While the enhanced methods demonstrated remarkable performance, certain limitations were also identified:
Camera layout and positioning sensitivity. The efficacy of the proposed methods relies heavily on precise multicamera UV data as well as triangulated X, Y, Z data, making it highly sensitive to nuances in camera positioning and layout. The high accuracy in recovering lost tracking data demonstrated by the method proposed in this study presupposes an environment where cameras are correctly positioned, thus enabling rigorous multi-camera calibration and reliable object tracking. Any deviation from the recommended setup [
4,
5] would necessitate a recalibration of the system and potentially retraining of the algorithm, which may pose challenges when applied in practice in varied environments that differ from the initial configuration. Moreover, real-world applications might encounter physical or logistical constraints that preclude ideal camera placements.

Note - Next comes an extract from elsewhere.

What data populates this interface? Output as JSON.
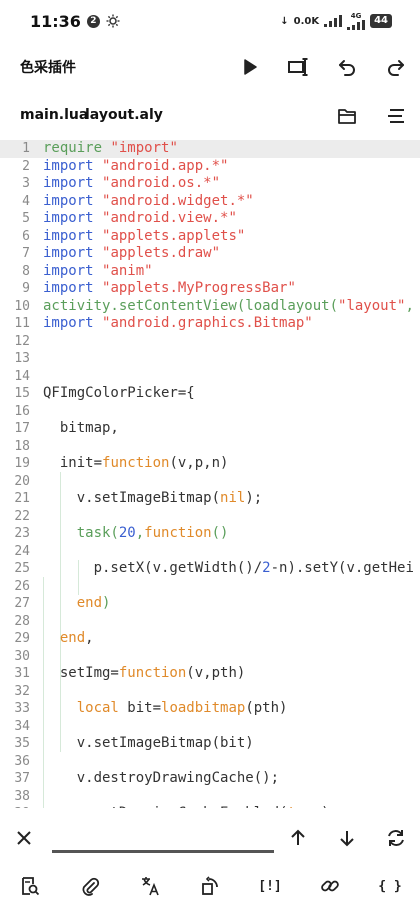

Consequently, future research could focus on devising more flexible models that can autonomously adapt to camera layout changes. This could be achieved by using advanced machine learning techniques that learn to discern and adjust to the most effective configurations based on feedback from the environment [
47].
Impact of environmental changes on model performance. Environmental factors such as lighting variations and obstructions pose significant challenges to the consistency of MoCap data quality. The proposed model was developed in controlled laboratory conditions with carefully curated datasets, enabling us to isolate and focus on recovering lost tracking data. This does not yet account for more nuanced disturbances like noise or marker mismatches. Hence, the model’s resilience to environmental perturbations must be comprehensively evaluated before it can be successfully implemented in real-world applications. Future research directions could include the integration of pre-processing layers capable of identifying and compensating for such environmental influences, thus enhancing the model’s overall robustness [
48,
49].
Dependence on extensive training data. This model’s reliance on a large volume of high-quality training data remains a notable limitation. While data augmentation strategies are employed in an attempt to mitigate this issue, the collection of diverse and comprehensive datasets is crucial for the continued success and improvement of these models. In future research, exploring generative models for synthesizing MoCap data under varied conditions [
50,
51] could significantly alleviate the constraints imposed by the need for large training datasets.